Il y a encore du boulot

Un principe central de la médecine contemporaine est qu’un patient informé est un meilleur patient. Dans le cas de l’insuffisance rénale chronique (IRC), il semble qu’il y ait encore du travail!

En effet, une étude récente de Nunes et coll.  montre que deux-tiers des patients suivis pour une IRC  n’ont pas ou peu de connaissance sur les médicaments qui sont bons ou mauvais pour les reins, la nourriture a éviter en cas d’IRC ou les symptômes de l’IRC.[1] En plus, un quart n’a pas ou peu d’idée sur les buts à atteindre pour la pression artérielle.

Cette équipe s’est également amusé à faire la différence entre ce que les patients savaient (objectif) et ce qu’ils croyaient savoir (subjectif). Les patients qui croyaient ne rien savoir et ne savaient rien, évoluant logiquement moins bien. Cependant, le fait de croire qu’ils ne savent rien peut augmenter la communication avec l’équipe soignante et diminuer cette mauvaise évolution. Ceux qui croient ne rien savoir, mais qui ont la connaissance, ont besoin d’encouragement de la part de l’équipe soignante pour bien évoluer. Les patients avec une connaissance aussi bien objective que subjective sont capables de se prendre en charge eux-même et ont meilleure évolution (confirmant l’adage qu’un patient informée est un meilleur patient). Enfin, les patients qui croient savoir mais n’ont pas les connaissances suffisantes sont à risque de prendre de mauvaises décisions pour leur santé en croyant bien faire. De plus, comme ils croient savoir, ils ne vont pas aller chercher l’information auprès de l’équipe soignante.

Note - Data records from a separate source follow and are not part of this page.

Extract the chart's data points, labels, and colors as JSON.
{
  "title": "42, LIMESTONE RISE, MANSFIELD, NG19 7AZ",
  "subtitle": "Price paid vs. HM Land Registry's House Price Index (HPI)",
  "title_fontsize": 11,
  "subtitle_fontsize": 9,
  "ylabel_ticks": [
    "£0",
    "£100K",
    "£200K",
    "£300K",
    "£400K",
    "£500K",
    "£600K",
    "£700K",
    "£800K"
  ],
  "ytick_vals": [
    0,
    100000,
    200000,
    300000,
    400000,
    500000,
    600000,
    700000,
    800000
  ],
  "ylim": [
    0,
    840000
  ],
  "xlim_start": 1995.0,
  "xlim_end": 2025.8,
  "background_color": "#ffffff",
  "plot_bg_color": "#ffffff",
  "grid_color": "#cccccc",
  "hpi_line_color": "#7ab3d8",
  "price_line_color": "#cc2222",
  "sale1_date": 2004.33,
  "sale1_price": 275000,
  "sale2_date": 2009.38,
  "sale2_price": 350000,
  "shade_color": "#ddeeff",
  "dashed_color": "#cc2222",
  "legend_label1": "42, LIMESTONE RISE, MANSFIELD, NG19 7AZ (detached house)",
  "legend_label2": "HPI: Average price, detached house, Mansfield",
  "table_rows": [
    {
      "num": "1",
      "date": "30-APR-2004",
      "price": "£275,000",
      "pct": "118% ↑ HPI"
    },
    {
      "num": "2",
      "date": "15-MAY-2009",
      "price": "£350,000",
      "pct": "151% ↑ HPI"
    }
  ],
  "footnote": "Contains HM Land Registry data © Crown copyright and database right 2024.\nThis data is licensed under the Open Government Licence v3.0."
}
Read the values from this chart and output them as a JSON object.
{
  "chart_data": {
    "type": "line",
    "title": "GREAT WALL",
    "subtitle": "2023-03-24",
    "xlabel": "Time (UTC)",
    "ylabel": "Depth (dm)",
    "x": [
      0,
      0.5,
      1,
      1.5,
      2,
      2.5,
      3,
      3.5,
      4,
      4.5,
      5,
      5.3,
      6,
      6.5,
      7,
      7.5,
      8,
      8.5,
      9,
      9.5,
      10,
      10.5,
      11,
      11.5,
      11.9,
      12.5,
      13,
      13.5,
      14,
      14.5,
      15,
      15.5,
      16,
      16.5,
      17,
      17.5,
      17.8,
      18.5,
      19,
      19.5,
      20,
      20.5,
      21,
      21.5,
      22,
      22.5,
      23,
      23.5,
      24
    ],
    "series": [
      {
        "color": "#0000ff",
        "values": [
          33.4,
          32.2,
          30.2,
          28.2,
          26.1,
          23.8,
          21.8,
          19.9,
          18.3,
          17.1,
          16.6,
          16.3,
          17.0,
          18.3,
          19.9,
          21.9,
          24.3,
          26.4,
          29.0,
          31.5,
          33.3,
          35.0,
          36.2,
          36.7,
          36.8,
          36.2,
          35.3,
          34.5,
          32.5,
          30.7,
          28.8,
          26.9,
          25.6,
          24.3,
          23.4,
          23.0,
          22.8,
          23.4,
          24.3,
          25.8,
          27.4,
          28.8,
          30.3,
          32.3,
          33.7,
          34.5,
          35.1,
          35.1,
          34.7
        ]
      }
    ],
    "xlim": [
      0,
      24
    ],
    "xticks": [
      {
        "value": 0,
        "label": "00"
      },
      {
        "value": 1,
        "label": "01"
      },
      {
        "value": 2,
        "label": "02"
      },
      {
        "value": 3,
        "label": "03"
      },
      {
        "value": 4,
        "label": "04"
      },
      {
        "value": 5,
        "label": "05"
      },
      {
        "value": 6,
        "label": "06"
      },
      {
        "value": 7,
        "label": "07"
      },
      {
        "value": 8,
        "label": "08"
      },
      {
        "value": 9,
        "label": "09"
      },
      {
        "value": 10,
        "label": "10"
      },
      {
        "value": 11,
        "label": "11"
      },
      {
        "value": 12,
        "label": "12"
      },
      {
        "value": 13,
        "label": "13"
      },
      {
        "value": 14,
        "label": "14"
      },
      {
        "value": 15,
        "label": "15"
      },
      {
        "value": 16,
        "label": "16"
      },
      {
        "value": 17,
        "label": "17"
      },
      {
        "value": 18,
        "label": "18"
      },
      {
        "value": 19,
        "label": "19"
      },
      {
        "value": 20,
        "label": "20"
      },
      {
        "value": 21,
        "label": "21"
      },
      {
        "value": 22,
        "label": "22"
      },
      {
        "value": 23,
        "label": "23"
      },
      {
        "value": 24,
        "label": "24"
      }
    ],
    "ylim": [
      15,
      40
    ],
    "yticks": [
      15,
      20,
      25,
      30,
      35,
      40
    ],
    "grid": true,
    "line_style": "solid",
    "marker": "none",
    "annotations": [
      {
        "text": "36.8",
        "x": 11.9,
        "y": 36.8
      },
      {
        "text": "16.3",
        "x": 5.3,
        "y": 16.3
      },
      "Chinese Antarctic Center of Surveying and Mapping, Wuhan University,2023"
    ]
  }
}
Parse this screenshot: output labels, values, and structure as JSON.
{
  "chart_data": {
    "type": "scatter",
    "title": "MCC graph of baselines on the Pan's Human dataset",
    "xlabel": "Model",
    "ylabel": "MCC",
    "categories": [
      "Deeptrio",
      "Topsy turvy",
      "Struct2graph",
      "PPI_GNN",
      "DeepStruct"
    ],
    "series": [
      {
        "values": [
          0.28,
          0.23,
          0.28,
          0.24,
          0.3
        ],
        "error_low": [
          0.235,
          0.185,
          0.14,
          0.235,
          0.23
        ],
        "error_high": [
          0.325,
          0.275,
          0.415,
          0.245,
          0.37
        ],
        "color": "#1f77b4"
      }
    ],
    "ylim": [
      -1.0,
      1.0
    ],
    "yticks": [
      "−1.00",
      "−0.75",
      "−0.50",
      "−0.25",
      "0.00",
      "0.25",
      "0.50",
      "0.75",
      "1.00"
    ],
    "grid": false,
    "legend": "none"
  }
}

Risques d’une mauvaise évolution [poor outcome] en fonction des connaissances de la maladie [disease knowledge] objectives [objective] et subjectives [perceived]

L’éducation thérapeutique a toute sa raison d’être et il reste encore bien du travail pour transmettre des informations sur l’insuffisance rénale chronique et sa prise en charge.

Voici l’outil utilisé pour évaluer les connaissances [Perceived kidney Knowledge Survey (PIKS)]. Il agit de 9 questions que le patient doit évaluer de 1 à 4 (1 = je n’en sais rien du tout, 2 = j’en sais un petit peu, 3 = j’en sais pas mal, 4 = j’en sais beaucoup)

  1. Les médicaments qui aident les reins
  2. Les médicaments qui abîment les reins
  3. La nourriture qui doit être évitée en cas de problème avec les reins
  4. Le but pour ma pression artérielle
  5. Comprendre les options thérapeutiques si les reins ne fonctionnent plus
  6. Les symptômes de l’insuffisance rénale chronique
  7. Comment la fonction des reins est contrôlée par mon médecin
  8. La fonction des reins
  9. Savez-vous pourquoi vous avez été envoyé chez un médecin spécialiste des reins

J’espère que ce blog permet (et permettra) de répondre à un certain nombre de ces questions (et à d’autres) et ainsi aider les patients à devenir mieux informés.

Source

1. Wright Nunes JA, Wallston KA, Eden SK, Shintani AK, Ikizler TA, Cavanaugh KL: Associations among perceived and objective disease knowledge and satisfaction with physician communication in patients with chronic kidney disease. Kidney Int 2011, 80:1344–1351.

4 commentaires

  1. La question que soulève cette article et la pratique quotidienne est comment on fait pour améliorer l’empowerment des patients qui ne veulent ou peut être ne peuvent pas. J’avais été particulièrement intéressé par les facteurs associés à une mauvaise et on s’aperçoit que ceux sont essentiellement des facteurs socio-culturels.
    « older age (β=−0.11, 95% confidence interval (−0.15, −0.07); P<0.001 per 10 years), male sex (−0.13 (−0.24, −0.025); P=0.02), higher average eGFR (−0.02 (−0.03, −0.005); P=0.03 per 5 ml/min per 1.73 m2), not attending CKD education class (−0.42 (−0.58, −0.26); P$55,000 per year compared with less than or equal to$25,000 was associated with higher perceived knowledge (0.18 (0.004, 0.36); P=0.046) as well as knowing someone else with kidney disease (0.19 (0.07, 0.31); P=0.002). Years of education and number of doctor visits were not significantly associated with perceived kidney knowledge."
    Une des réponses est l'utilisation des cliniques de l'insuffisance rénale chronique à la québécoise. Ce qui est passionnant c'est de voir que la dose de docteur ne change rien. Il faut vraiment monter des structures spécifiques et des enseignements spécifiques en fonction du niveau socio-culturel. Expliquer la MRC à des cadres supérieurs bien intégrés et à des précaires nécessitent des skills différentes. Il y a un énorme travail à faire sur le sujet en reconnaissant les différences des uns et des autres pour améliorer la transmission de l'information.